The Radler / Chicago

Inspired by Germany’s every-town-has-its-own-beer model, Adam Hebert put his own spin on the Bavarian beer hall concept: He collaborates with Chicagoland brewers on draft beers (for instance, he worked with Atlas Brewing to create Tricycle, a meaty smoked altbier), and gives others bourbon barrels to age one-off beers that are eventually bottled. (Some go straight to Hebert’s beer cellar, to reappear later on The Radler’s vintage beer list.) The two house beers—a hefeweizen and a Helles—are made by his high-school buddy at suburban Flesk Brewing. The food, too, is a fresh take on German staples; the menu stars knockwurst, boarwurst and more wursts cased in-house, and a buttery, big-as-your-head pretzel served with a barley malt butter you’ll want to eat with a spoon. ORDER: The bacon-loaded German Onion Pie and whatever cider’s on tap.

Luksus / Brooklyn, N.Y.

The back-room spot to Brooklyn’s top 100 beer bar Tørst, Luksus is a beautifully refined and ultraseasonal restaurant that dishes up a new tasting menu every four or five weeks, when chef Daniel Burns figures out what’s fresh from the field. The five-course meal (plus opening snacks) is a two-hour experience, with creative nods to Asian and Scandinavian cuisine (Burns has worked at NOMA and Momofuku). The beer-only pairings tap Tørst’s weighty selection and special pours from partner Jeppe Jarnit-Bjergsø’s own Evil Twin Brewery. ORDER: The menu changes frequently and the decisions are made for you on the food, but do order a Luksus ONE, the house Berliner weisse brewed with licorice and beets.

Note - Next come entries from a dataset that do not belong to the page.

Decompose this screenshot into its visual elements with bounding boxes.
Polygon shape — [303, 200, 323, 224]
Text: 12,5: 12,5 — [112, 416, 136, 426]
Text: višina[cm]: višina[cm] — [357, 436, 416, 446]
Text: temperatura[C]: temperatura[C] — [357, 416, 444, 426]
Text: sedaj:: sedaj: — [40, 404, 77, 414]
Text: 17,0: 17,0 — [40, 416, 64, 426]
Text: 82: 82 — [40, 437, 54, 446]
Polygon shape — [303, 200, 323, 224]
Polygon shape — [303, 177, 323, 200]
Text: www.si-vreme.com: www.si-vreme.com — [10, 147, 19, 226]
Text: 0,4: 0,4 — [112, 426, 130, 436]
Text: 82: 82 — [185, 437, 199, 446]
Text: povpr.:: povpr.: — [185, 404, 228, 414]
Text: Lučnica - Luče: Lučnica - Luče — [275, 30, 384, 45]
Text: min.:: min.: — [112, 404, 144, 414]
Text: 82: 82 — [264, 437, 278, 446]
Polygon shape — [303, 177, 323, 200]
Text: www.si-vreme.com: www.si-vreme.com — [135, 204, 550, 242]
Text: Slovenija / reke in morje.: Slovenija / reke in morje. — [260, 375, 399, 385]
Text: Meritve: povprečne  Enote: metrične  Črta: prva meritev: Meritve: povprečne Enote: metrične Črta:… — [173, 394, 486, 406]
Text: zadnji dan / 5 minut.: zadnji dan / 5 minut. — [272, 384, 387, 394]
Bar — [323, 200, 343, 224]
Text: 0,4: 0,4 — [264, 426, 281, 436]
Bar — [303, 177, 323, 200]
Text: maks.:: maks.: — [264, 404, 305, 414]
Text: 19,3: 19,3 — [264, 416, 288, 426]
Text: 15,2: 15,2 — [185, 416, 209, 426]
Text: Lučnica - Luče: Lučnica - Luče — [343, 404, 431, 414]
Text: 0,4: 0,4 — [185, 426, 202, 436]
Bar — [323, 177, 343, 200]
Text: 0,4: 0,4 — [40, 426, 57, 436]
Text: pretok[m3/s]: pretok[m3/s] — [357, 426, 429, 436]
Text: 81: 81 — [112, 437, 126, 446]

Harvester Brewing Gastropub / Portland, Ore.

With accolades for brewer James Neumeister’s gluten-free beers pouring in, this Portland brewery tasked Ad Hoc alum Neil Davidson with creating a simple but sophisticated GF menu to match, meaning you’ll find IPA vinaigrette-dressed salads and millet bread-based sandwiches mingling with more urbane pub grub like grass-fed beef carpaccio, porterhouse chops with crab-infused quinoa, and olive oil cake made with the same Willamette Valley chestnuts used to brew Harvester’s beers. If you can’t nab one of the no-frills taproom’s two booths, join the jovial mishmash of 7th Avenue commuter corridor cyclists making a pale ale pit-stop, GF pilgrims and neighborhood regulars crowding the kitchen-facing bar. ORDER: The Cubano slathered in warm, spicy serrano chile relish and Dark Ale mustard, and the nutty, slightly citrusy Pale Ale.

Gralehaus / Louisville, Ky.

The third time’s a charm—then again, so are Lori Beck’s and Tyler Trotter’s first two beer ventures: Their Louisville Beer Store single-handedly jump-started the city’s craft beer renaissance, while their captivating Holy Grale—set in a former Unitarian church—ranks among the nation’s best craft beer bars.

A courtyard separates Holy Grale from Gralehaus, the duo’s beer-and-breakfast joint that’s brand-new (it opened in March) but already feels comfortably lived-in. There, chef Andrew Myers whips up a brief menu centered on eggs, crepes, breads and charcuterie like lamb crepinette and porcetta that make a strong case against pork-and-herb breakfast sausage, though he makes that, too. Outdoing everything is a biscuit and gravy that’s groundbreaking because, well, the gravy is duck gravy, but moreso because it’s presented so artfully—a fried egg set just so beneath sinful cracklins and bright greens—you almost hate to probe your fork in it. Almost.

Intelligentsia coffee, house-made kombucha and soda tempt early-risers, but beer’s still the hook: Glowing fridges boast a bottle selection better than most beer bars, and a trio of taps pour an a.m.-appropriate grapefruit IPA from Stone, Stillwater’s brisk Classique and a Berliner weisse that’s delightful straight-up but even better in a mimosa.

And if the sausage and eggs and beer weren’t enough, there’s an honest-to-goodness Southern chess pie. It’s the kind of place you can stay all day—and you can, when a handful of guest rooms upstairs debuts this summer. ORDER: An egg sandwich with house-made bologna on a pretzel croissant and a 2.9%-ABV Jester King Le Petit Prince table beer, both to-go.